The short wall surrounding the base is beveled and bears the names of many of the individuals who died in the disaster. (Note: Sources vary on the exact number of names inscribed on the memorial. On the low end, historian Kenneth E. Foote stated in a 1997 history book that there are 270 names, while other sources give numbers of 277, 294, and 296. In a 1984 book, author Kevin C. Evans gave a breakdown for the names, with 280 being for students and 14 for teachers.) The students' names are grouped by grade level. The memorial does not include all known fatalities of the disaster, as several families opted against including their children's names on the memorial. The designers of the monument opted to leave gaps for omitted names so that they could be added later if the parents changed their minds; several later did. In addition, the names of several individuals not initially counted among the deceased have been added to a pink granite slab located near the beveled wall.
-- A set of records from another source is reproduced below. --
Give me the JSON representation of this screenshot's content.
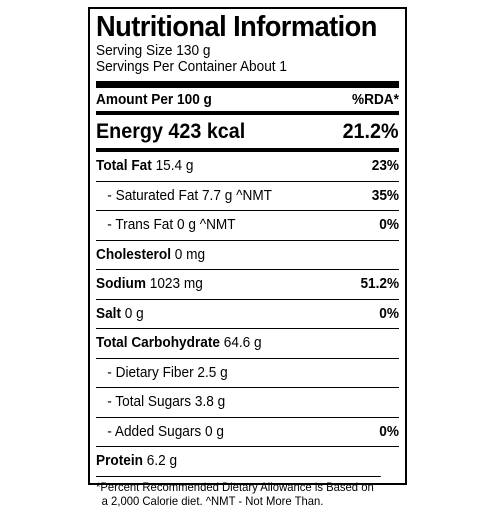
{
  "panel": {
    "title": "Nutritional Information",
    "serving_size": "Serving Size 130 g",
    "servings_per_container": "Servings Per Container About 1"
  },
  "header": {
    "amount": "Amount Per 100 g",
    "rda": "%RDA*"
  },
  "energy": {
    "label": "Energy 423 kcal",
    "rda": "21.2%"
  },
  "rows": [
    {
      "label": "Total Fat",
      "amount": " 15.4 g",
      "rda": "23%"
    },
    {
      "label": "- Saturated Fat 7.7 g  ^NMT",
      "rda": "35%"
    },
    {
      "label": "- Trans Fat 0 g  ^NMT",
      "rda": "0%"
    },
    {
      "label": "Cholesterol",
      "amount": " 0 mg",
      "rda": ""
    },
    {
      "label": "Sodium",
      "amount": " 1023 mg",
      "rda": "51.2%"
    },
    {
      "label": "Salt",
      "amount": " 0 g",
      "rda": "0%"
    },
    {
      "label": "Total Carbohydrate",
      "amount": " 64.6 g",
      "rda": ""
    },
    {
      "label": "- Dietary Fiber 2.5 g",
      "rda": ""
    },
    {
      "label": "- Total Sugars 3.8 g",
      "rda": ""
    },
    {
      "label": "- Added Sugars 0 g",
      "rda": "0%"
    },
    {
      "label": "Protein",
      "amount": " 6.2 g",
      "rda": ""
    }
  ],
  "footnote": {
    "line1": "*Percent Recommended Dietary Allowance is Based on",
    "line2": "a 2,000 Calorie diet.  ^NMT - Not More Than."
  }
}
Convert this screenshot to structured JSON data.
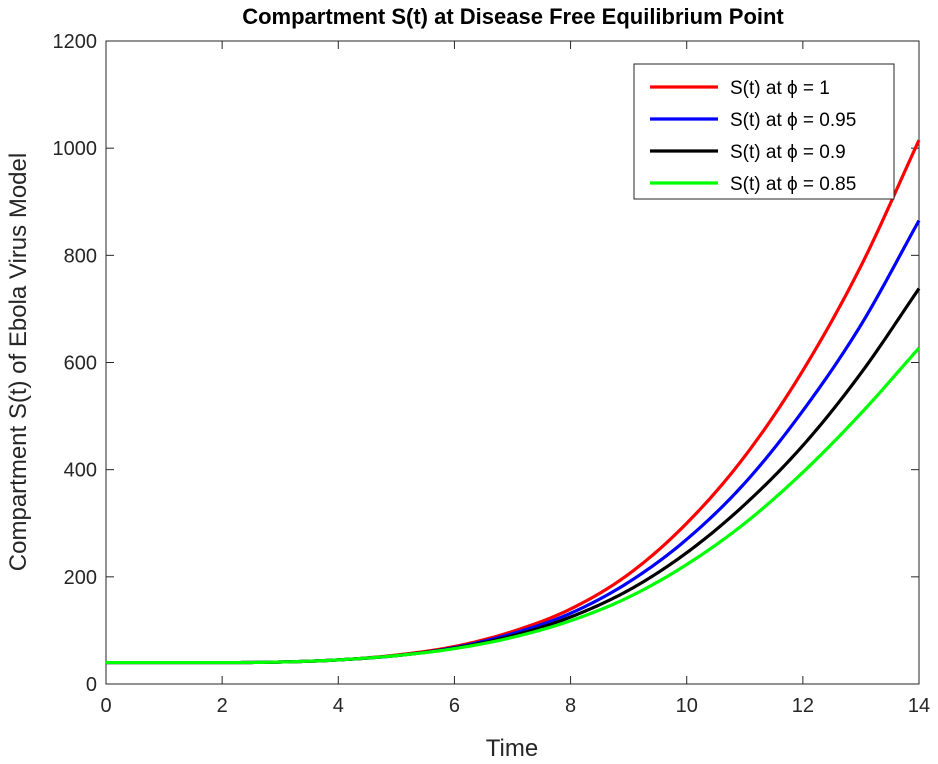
{
  "chart_data": {
    "type": "line",
    "title": "Compartment S(t) at Disease Free Equilibrium Point",
    "xlabel": "Time",
    "ylabel": "Compartment S(t) of Ebola Virus Model",
    "xlim": [
      0,
      14
    ],
    "ylim": [
      0,
      1200
    ],
    "xticks": [
      0,
      2,
      4,
      6,
      8,
      10,
      12,
      14
    ],
    "yticks": [
      0,
      200,
      400,
      600,
      800,
      1000,
      1200
    ],
    "grid": false,
    "legend_position": "top-right",
    "x": [
      0,
      1,
      2,
      3,
      4,
      5,
      6,
      7,
      8,
      9,
      10,
      11,
      12,
      13,
      14
    ],
    "series": [
      {
        "name": "S(t) at ϕ = 1",
        "color": "#ff0000",
        "values": [
          40,
          40,
          40,
          41,
          45,
          54,
          70,
          98,
          140,
          205,
          300,
          425,
          585,
          780,
          1015
        ]
      },
      {
        "name": "S(t) at ϕ = 0.95",
        "color": "#0000ff",
        "values": [
          40,
          40,
          40,
          41,
          45,
          53,
          68,
          94,
          132,
          190,
          270,
          375,
          510,
          670,
          865
        ]
      },
      {
        "name": "S(t) at ϕ = 0.9",
        "color": "#000000",
        "values": [
          40,
          40,
          40,
          41,
          45,
          53,
          67,
          90,
          125,
          175,
          245,
          335,
          445,
          580,
          738
        ]
      },
      {
        "name": "S(t) at ϕ = 0.85",
        "color": "#00ff00",
        "values": [
          40,
          40,
          40,
          41,
          45,
          53,
          66,
          87,
          118,
          162,
          223,
          300,
          395,
          505,
          627
        ]
      }
    ]
  }
}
The memorial is located in a median strip of New London's Main Street, which is also signed as Texas State Highway 42, with an address of 690 Main Street. It is in front of West Rusk High School, which was built on the site of the destroyed school.

== Later history ==
Despite the creation of the monument, the local community did little to publicly commemorate the event over the next several decades, which several commentators have attributed to an uneasiness with local residents. In 1977, Wayne Shaffer, who was in elementary school in New London during the explosion, organized a memorial ceremony, which was attended by several of the survivors. Initially held every two years, these memorial services at the cenotaph have been an annual occurrence since at least the 2020s and continue to the current day.

In 1979, the monument was repaired by the Gould Monument Company of Jacksonville, Tennessee. This followed a vehicle collision that had damaged the structure. In 1987, a smaller memorial was erected near the base of the cenotaph in commemoration of the fiftieth anniversary of the disaster. The marker bears an image of hands in prayer and the following inscription:

IN LOVING MEMORY / 1937 1987 / LONDON EX-STUDENTS REUNION / AND MEMORIAL ASSOCIATION INC

Several years later, in 1989, the Texas Historical Commission erected an Official Texas Historical Marker near the memorial, due south.

In 1993, the memorial was surveyed as part of the Save Outdoor Sculpture! project, and in 1998, a local history museum that focuses on the disaster was opened near the memorial, on the other side of the road from the new high school building.